Au-delà, c'est la question politique, au sens large du terme, de la confiance accordée à la négociation collective qui est posée. L'ANI en est issu, en vertu de la loi Larcher, et il renvoie lui-même à une série d'accords : accords d'entreprises pour le maintien de l'emploi ou concernant la mobilité interne ; accords de branche pour le temps partiel notamment.

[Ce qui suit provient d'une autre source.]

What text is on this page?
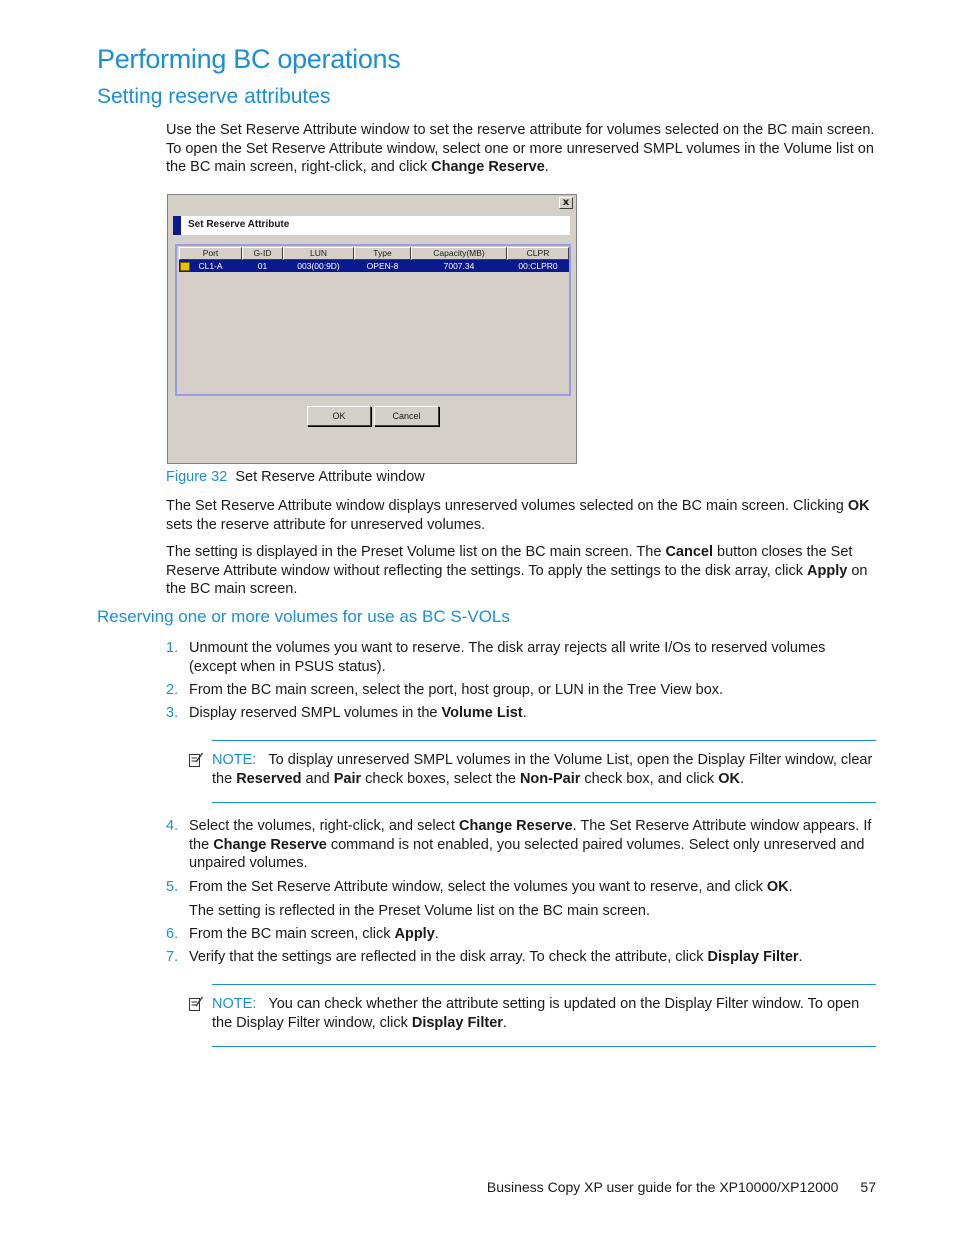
Performing BC operations
Setting reserve attributes

Use the Set Reserve Attribute window to set the reserve attribute for volumes selected on the BC main screen. To open the Set Reserve Attribute window, select one or more unreserved SMPL volumes in the Volume list on the BC main screen, right-click, and click Change Reserve.

x
Set Reserve Attribute
Port	G-ID	LUN	Type	Capacity(MB)	CLPR
CL1-A	01	003(00:9D)	OPEN-8	7007.34	00:CLPR0
OK	Cancel
Figure 32 Set Reserve Attribute window

The Set Reserve Attribute window displays unreserved volumes selected on the BC main screen. Clicking OK sets the reserve attribute for unreserved volumes.

The setting is displayed in the Preset Volume list on the BC main screen. The Cancel button closes the Set Reserve Attribute window without reflecting the settings. To apply the settings to the disk array, click Apply on the BC main screen.

Reserving one or more volumes for use as BC S-VOLs
1. Unmount the volumes you want to reserve. The disk array rejects all write I/Os to reserved volumes (except when in PSUS status).
2. From the BC main screen, select the port, host group, or LUN in the Tree View box.
3. Display reserved SMPL volumes in the Volume List.
NOTE: To display unreserved SMPL volumes in the Volume List, open the Display Filter window, clear the Reserved and Pair check boxes, select the Non-Pair check box, and click OK.
4. Select the volumes, right-click, and select Change Reserve. The Set Reserve Attribute window appears. If the Change Reserve command is not enabled, you selected paired volumes. Select only unreserved and unpaired volumes.
5. From the Set Reserve Attribute window, select the volumes you want to reserve, and click OK.
The setting is reflected in the Preset Volume list on the BC main screen.
6. From the BC main screen, click Apply.
7. Verify that the settings are reflected in the disk array. To check the attribute, click Display Filter.
NOTE: You can check whether the attribute setting is updated on the Display Filter window. To open the Display Filter window, click Display Filter.
Business Copy XP user guide for the XP10000/XP12000 57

Le problème est de savoir si le renvoi de la question de la mobilité interne à la négociation constitue une garantie suffisante. Tel est le cas dans nombre de pays où les syndicats et les partenaires sociaux travaillent volontiers ensemble. En France, en revanche, le renvoi à la négociation n'est pas toujours considéré comme une garantie suffisante, d'où l'ajout de telle ou telle procédure dans la loi. Ce sujet est donc très sensible.
Je ne suis pas sûr que, dans le cadre d'un grand groupe, la négociation n'inclurait pas la question des micro-reclassements, des sites et des territoires. La complexité et la diversité des situations sont telles que l'on peut se demander, sur le plan des principes, dans quelle condition il est possible de poser des règles législatives générales. Il n'est pas question de considérer que la loi ne doit pas intervenir mais il faut trouver un équilibre assez délicat avec la négociation collective.

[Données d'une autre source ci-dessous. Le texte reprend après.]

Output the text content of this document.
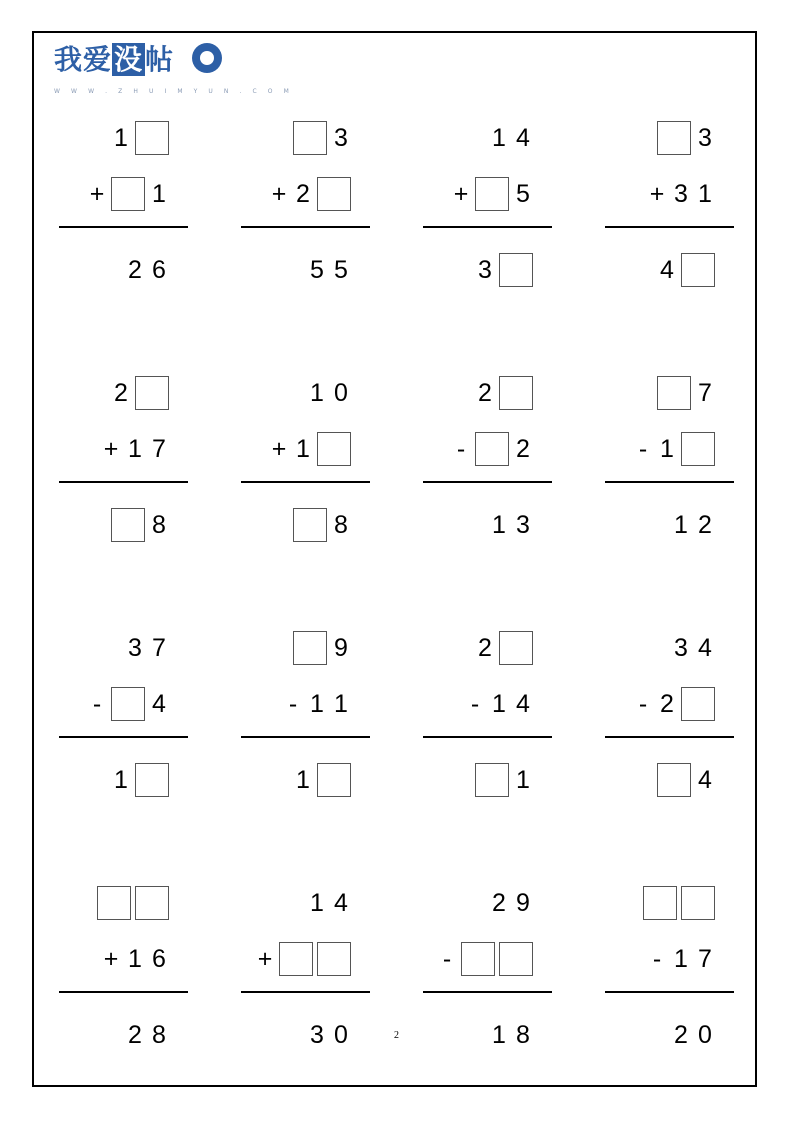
我爱没帖
W W W . Z H U I M Y U N . C O M
1
+ 1
2 6
3
+ 2
5 5
1 4
+ 5
3
3
+ 3 1
4
2
+ 1 7
8
1 0
+ 1
8
2
-	2
1 3
7
- 1
1 2
3 7
-	4
1
9
- 1 1
1
2
- 1 4
1
3 4
- 2
4
+ 1 6
2 8
1 4
+
3 0
2 9
-
1 8
- 1 7
2 0
2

Le motif économique, quant à lui, ne relève pas du champ de la décision administrative. Juridiquement, il n'appartient pas à l'administration de se prononcer sur son existence ou non et si celle-ci justifie ou non l'organisation d'un PSE. En revanche, et c'est déjà beaucoup, le contrôle de proportionnalité implique qu'elle se prononce sur l'adaptation et la suffisance des mesures de reclassement eu égard à la situation économique. Même s'il faudra faire montre de vigilance, quel que soit le devenir des DRIRE, l'administration s'adaptera.
La question de l'organisation et des niveaux de compétences des DIRECCTE me paraît plus délicate que celle de leurs moyens. Les sujets les plus sensibles tels que la pénibilité ou l'égalité hommes-femmes relèvent à la fois du travail et de l'emploi alors que les pôles T et 3E sont distincts. Il n'est pas question d'une fusion générale mais nous devons parvenir à faire travailler les pôles ensemble.
Je ne répondrai pas directement sur le problème des licenciements diffus mais nous savons combien il est difficile d'avoir une approche globale des ruptures conventionnelles, homologuées ou non par l'administration. J'ai signé des circulaires précisant que ces dernières n'ont pas pour vocation de détourner les règles relatives aux licenciements. L'administration vérifie que leur multiplication ne masquerait pas la volonté de contourner d'agir de la sorte. Jusqu'ici, une telle vérification était possible si tous les licenciements avaient lieu, par exemple, en Rhône-Alpes mais, en cas de licenciements diffus, nous ne disposions pas d'un système informatique permettant de savoir s'il y avait eu cinq ruptures conventionnelles en Rhône-Alpes, trois en Île-de-France et sept en Alsace. Nous sommes en train de remédier à cette situation afin d'avoir une approche globale. Le système d'information de l'inspection du travail, qui est parfois contesté par les syndicats, joue un rôle central en la matière.
Le contrôle de proportionnalité ne sera pas élaboré différemment en fonction des situations qui se présenteront – ce qui pourrait être perçu comme discrétionnaire, voire, arbitraire – mais il n'est pas question pour autant d'exposer des critères dans des circulaires de 300 pages. Avec la DGEFP, nous nous efforcerons de donner des directives à nos administrations en mentionnant des critères généraux auxquels il sera possible de déroger en fonction des cas particuliers. L'essentiel est que les salariés et les chefs d'entreprise comprennent la décision administrative.